В день юбилея перед началом утренника играли в прятки. Я заметил в углу двора свежеструганный большой ящик и залез в него, захлопнув над собою крышку. Меня не нашли. Когда крики во дворе смолкли, я попытался поднять крышку. Крышка не поддавалась, и донёсся приглушённый смех.
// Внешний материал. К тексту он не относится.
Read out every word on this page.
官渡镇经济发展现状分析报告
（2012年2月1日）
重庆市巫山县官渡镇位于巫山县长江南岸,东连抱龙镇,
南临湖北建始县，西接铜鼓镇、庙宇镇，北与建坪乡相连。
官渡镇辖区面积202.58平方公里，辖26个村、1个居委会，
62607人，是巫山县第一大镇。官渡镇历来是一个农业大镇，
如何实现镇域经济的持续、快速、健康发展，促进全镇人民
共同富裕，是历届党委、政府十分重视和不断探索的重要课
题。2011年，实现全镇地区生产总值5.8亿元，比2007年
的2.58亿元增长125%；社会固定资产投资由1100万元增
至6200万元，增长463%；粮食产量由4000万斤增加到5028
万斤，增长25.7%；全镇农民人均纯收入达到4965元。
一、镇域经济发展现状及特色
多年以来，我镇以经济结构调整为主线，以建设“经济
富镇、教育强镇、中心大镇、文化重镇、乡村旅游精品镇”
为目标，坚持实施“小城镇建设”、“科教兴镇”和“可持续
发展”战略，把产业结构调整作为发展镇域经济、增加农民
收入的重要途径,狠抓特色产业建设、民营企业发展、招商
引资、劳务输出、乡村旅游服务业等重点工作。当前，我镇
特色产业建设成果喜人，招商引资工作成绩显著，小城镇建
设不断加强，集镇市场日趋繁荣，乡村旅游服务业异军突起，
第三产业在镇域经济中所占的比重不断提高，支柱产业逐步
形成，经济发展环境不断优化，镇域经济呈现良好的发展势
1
Сквозь щели между досками я увидел болтающиеся ноги сидящих на ящике детей. И увидел пустую полутёмную коробку, в которой меня заперли. Я забил кулаками по крышке и закричал, требуя, чтоб мне дали выйти. Смех стал громче. Они заглушали меня и разговаривали между собой так, как будто не слышали моего крика. От обиды и одиночества я заплакал, а они продолжали смеяться, и перед моими глазами болтались их ноги.
Я вышел из ящика, когда их кто-то вспугнул и они убежали. Двор был пуст. Школьный швейцар, старый, с пышными белыми усами, выбивал об стену грязную подстилку для ног.
Перед дверью зала, где шёл утренник, стояла мама. Она знала, что я выступаю третий. За дверью читали «Смерть Поэта» — последний в программе номер. После слов «Есть грозный судия» хор должен был запеть «Интернационал».
— Пойдём домой,— сказала мама,— потом придётся стоять в очереди за пальто.
Из-за двери донёсся «Интернационал». Я открыл дверь и вошёл в зал. Впереди, в знамёнах, сияла красная сцена. Я медленно прошёл по проходу к середине зала — как во сне, подчиняясь слепому желанию идти к единственному светлому пятну, и у самой сцены увидел три ступеньки, которые вели на сцену. Вероятно, казалось, что я иду спокойно и участвую в том, что происходит на сцене, потому что никто меня не остановил и я вышел на сцену. Голоса на сцене позади меня смолкли. Я услышал свой слабеющий голос. Он затухал и прерывался, и я чувствовал своё бессилие и невозможность разрушить стену, вставшую между мной и залом. Тогда я остановился и, собрав силы, в отчаянье, срывая голос, выкрикнул:
Товарищ, верь: взойдёт она,
Звезда пленительного счастья!..
Когда я замолчал, было тихо. Потом у ног, внизу, раздался тихий всплеск, словно упал в воду маленький камешек, потом упал второй камешек, третий, четвёртый, и тогда я вгляделся в туман и увидел сидящего в первом ряду директора школы. Он сидел отдельно, прямо перед тем местом, где я стоял, и он настойчиво и осторожно прихлопывал ладонью по ладони. Зал дружно подхватил.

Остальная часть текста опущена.